= Ālavī =

Ancient kingdom of northern-central India

Ālavī (Pāli: Ālavī) or Āṭavī (Sanskrit: Āṭavī) was an ancient kingdom of central South Asia whose existence is attested during the Iron Age. The inhabitants of Ālavī were of non-Indo-Aryan origin.

==Location==
Ālavī was a small state located near the Gaṅgā river. Alexander Cunningham and Vincent Arthur Smith identified Ālavī with the Ġāzīpur region.

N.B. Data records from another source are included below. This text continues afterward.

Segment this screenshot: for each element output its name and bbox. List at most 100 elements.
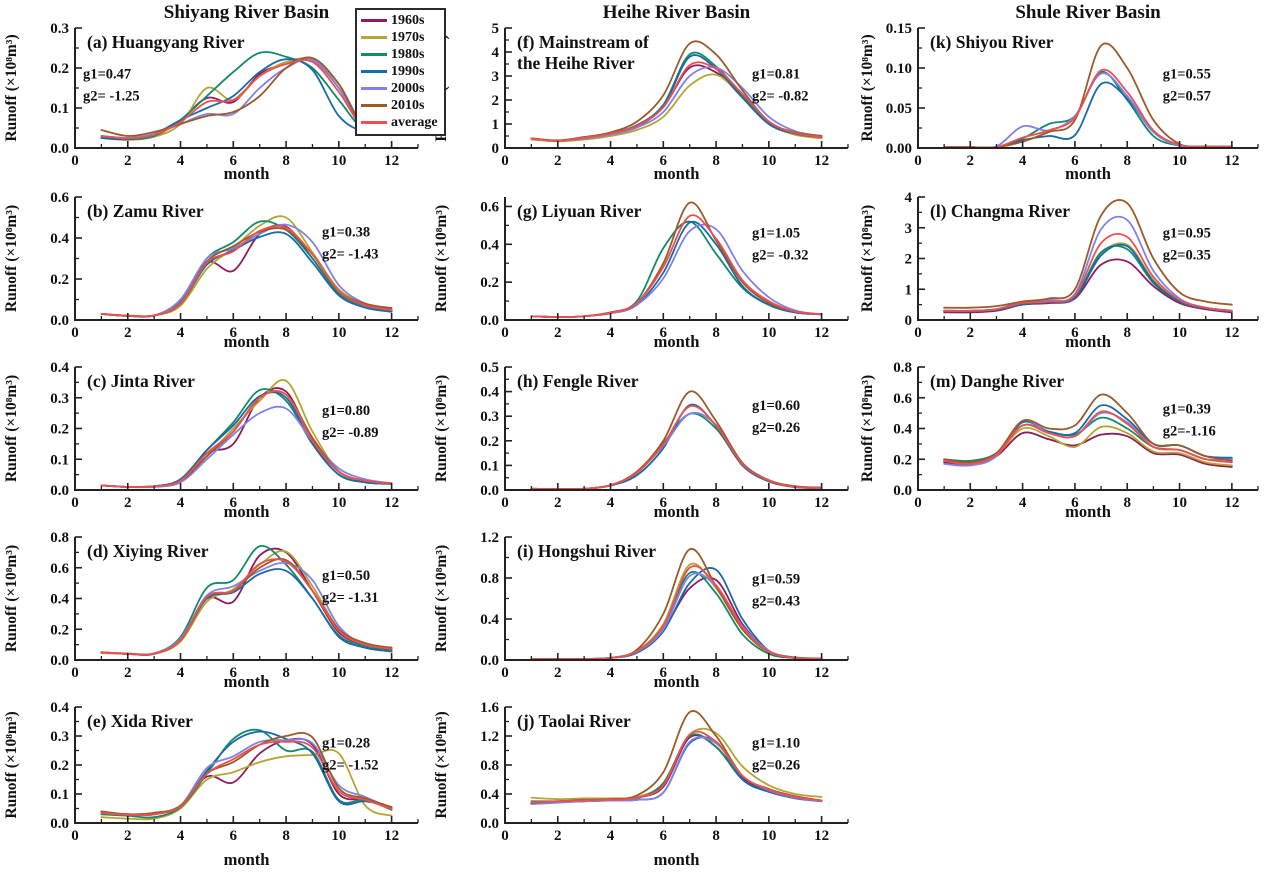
- x-tick-label: 2: [554, 665, 562, 681]
- y-tick-label: 1: [492, 117, 500, 133]
- legend-line-1960s: [361, 19, 387, 22]
- x-tick-label: 12: [1224, 153, 1239, 169]
- x-tick-label: 0: [501, 828, 509, 844]
- panel-h-chart: 0 2 4 6 8 10 12 0.0 0.1 0.2 0.3 0.4 0.5 Runoff (×10⁸m…: [433, 360, 849, 521]
- y-tick-label: 0.0: [50, 141, 69, 157]
- y-tick-label: 0.0: [50, 816, 69, 832]
- y-axis-label: Runoff (×10⁸m³): [433, 545, 450, 652]
- panel-h-series-average: [530, 404, 823, 491]
- x-tick-label: 2: [124, 325, 132, 341]
- panel-f: Heihe River Basin024681012012345Runoff (…: [430, 0, 860, 185]
- panel-b-g2-annotation: g2= -1.43: [322, 246, 379, 262]
- y-tick-label: 0.2: [50, 272, 69, 288]
- x-tick-label: 2: [124, 665, 132, 681]
- y-tick-label: 0.8: [480, 758, 499, 774]
- y-tick-label: 0.4: [50, 231, 69, 247]
- x-tick-label: 10: [1172, 495, 1187, 511]
- y-tick-label: 0.2: [50, 422, 69, 438]
- x-tick-label: 4: [607, 828, 615, 844]
- x-tick-label: 12: [814, 153, 829, 169]
- panel-c-title: (c) Jinta River: [87, 371, 195, 391]
- x-tick-label: 6: [660, 828, 668, 844]
- legend-item-1980s: 1980s: [361, 46, 438, 63]
- panel-d-g1-annotation: g1=0.50: [322, 568, 370, 584]
- x-tick-label: 0: [914, 495, 922, 511]
- x-tick-label: 10: [1172, 325, 1187, 341]
- legend-label: 1980s: [391, 47, 425, 62]
- y-tick-label: 0.2: [480, 275, 499, 291]
- panel-b: 0 2 4 6 8 10 12 0.0 0.2 0.4 0.6 Runoff (×10⁸m³) mont…: [0, 185, 430, 355]
- x-axis-label: month: [1065, 502, 1111, 521]
- x-tick-label: 10: [331, 153, 346, 169]
- y-tick-label: 0.10: [886, 61, 912, 77]
- x-tick-label: 12: [384, 495, 399, 511]
- x-tick-label: 6: [1071, 153, 1079, 169]
- panel-g-chart: 0 2 4 6 8 10 12 0.0 0.2 0.4 0.6 Runoff (×10⁸m³) mont…: [433, 197, 849, 351]
- y-tick-label: 0.4: [50, 360, 69, 376]
- x-tick-label: 10: [761, 665, 776, 681]
- x-tick-label: 2: [967, 325, 975, 341]
- legend-label: 1990s: [391, 64, 425, 79]
- y-tick-label: 0.1: [50, 787, 69, 803]
- x-tick-label: 6: [660, 325, 668, 341]
- panel-l-title: (l) Changma River: [930, 201, 1070, 221]
- panel-b-series-average: [100, 225, 393, 318]
- x-tick-label: 6: [230, 495, 238, 511]
- panel-g-title: (g) Liyuan River: [517, 201, 642, 221]
- y-tick-label: 0.0: [50, 653, 69, 669]
- y-tick-label: 0.0: [480, 816, 499, 832]
- panel-l-series-2010s: [943, 199, 1233, 309]
- panel-d: 0 2 4 6 8 10 12 0.0 0.2 0.4 0.6 0.8 Runoff (×10⁸m³) m…: [0, 525, 430, 695]
- x-axis-label: month: [1065, 332, 1111, 351]
- panel-c-g1-annotation: g1=0.80: [322, 403, 370, 419]
- panel-h-series-1990s: [530, 403, 823, 491]
- x-tick-label: 6: [660, 153, 668, 169]
- legend-line-2000s: [361, 87, 387, 90]
- y-tick-label: 0.05: [886, 101, 912, 117]
- panel-i: 0 2 4 6 8 10 12 0.0 0.4 0.8 1.2 Runoff (×10⁸m³) mont…: [430, 525, 860, 695]
- y-tick-label: 1: [905, 282, 913, 298]
- x-tick-label: 12: [384, 325, 399, 341]
- panel-l-series-average: [943, 232, 1233, 312]
- panel-c: 0 2 4 6 8 10 12 0.0 0.1 0.2 0.3 0.4 Runoff (×10⁸m³) m…: [0, 355, 430, 525]
- y-tick-label: 0.4: [893, 422, 912, 438]
- panel-f-title: the Heihe River: [517, 53, 635, 73]
- y-tick-label: 0.3: [50, 391, 69, 407]
- y-tick-label: 0.3: [480, 409, 499, 425]
- y-tick-label: 0.1: [50, 452, 69, 468]
- x-tick-label: 2: [967, 153, 975, 169]
- x-tick-label: 4: [607, 665, 615, 681]
- x-tick-label: 0: [71, 325, 79, 341]
- y-axis-label: Runoff (×10⁸m³): [3, 375, 20, 482]
- x-tick-label: 12: [814, 665, 829, 681]
- x-tick-label: 6: [660, 495, 668, 511]
- x-tick-label: 6: [230, 153, 238, 169]
- x-axis-label: month: [224, 164, 270, 183]
- panel-j-series-average: [530, 730, 823, 803]
- y-tick-label: 0.6: [50, 561, 69, 577]
- panel-a-series-1980s: [100, 51, 393, 141]
- x-tick-label: 8: [282, 665, 290, 681]
- y-tick-label: 0.4: [480, 612, 499, 628]
- panel-d-g2-annotation: g2= -1.31: [322, 590, 379, 606]
- panel-m-chart: 0 2 4 6 8 10 12 0.0 0.2 0.4 0.6 0.8 Runoff (×10⁸m³) m…: [860, 360, 1259, 521]
- panel-e-series-1970s: [100, 749, 393, 821]
- panel-f-series-average: [530, 61, 823, 142]
- panel-i-g1-annotation: g1=0.59: [752, 572, 800, 588]
- x-tick-label: 2: [554, 153, 562, 169]
- y-axis-label: Runoff (×10⁸m³): [860, 375, 876, 482]
- x-tick-label: 0: [71, 495, 79, 511]
- x-tick-label: 6: [230, 325, 238, 341]
- y-axis-label: Runoff (×10⁸m³): [433, 375, 450, 482]
- y-tick-label: 0.1: [480, 458, 499, 474]
- panel-a-chart: Shiyang River Basin 0 2 4 6 8 10 12 0.0 0.1 0.2 0.3…: [3, 2, 419, 183]
- panel-e-series-2010s: [100, 731, 393, 816]
- x-tick-label: 8: [1123, 325, 1131, 341]
- panel-c-chart: 0 2 4 6 8 10 12 0.0 0.1 0.2 0.3 0.4 Runoff (×10⁸m³) m…: [3, 360, 419, 521]
- x-axis-label: month: [224, 850, 270, 869]
- panel-l-g1-annotation: g1=0.95: [1163, 226, 1211, 242]
- x-tick-label: 8: [1123, 153, 1131, 169]
- y-axis-label: Runoff (×10⁸m³): [433, 205, 450, 312]
- y-axis-label: Runoff (×10⁸m³): [3, 545, 20, 652]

The name of the state was derived from that of its capital, named Ālabhiyā, or Ālavī (in Pāli) or Āṭavī (in Sanskrit), which lied on the road between Kosala's capital of Sāvatthī and Magadha's capital of Rājagaha, and was located thirty yojana from Sāvatthī and twelve yojana from Varanasi.

==History==
The 24th Jain Tīrthaṅkara, Mahāvīra, visited Ālavī city, where he converted the Parivrājaka Pudgala to Śramaṇa Dharma in the Śaṅkhavana caitya. During Mahāvīra's time, Ālavī was inhabited by Ṛṣibhadraputra and the Śramaṇopāsakas.

The Buddha often visited Ālavī the Aggalāva cetiya which was located in its capital city.

The king of Ālabhiyā in the Buddha's time held the title of Jiyasattū, meaning "conqueror of enemies."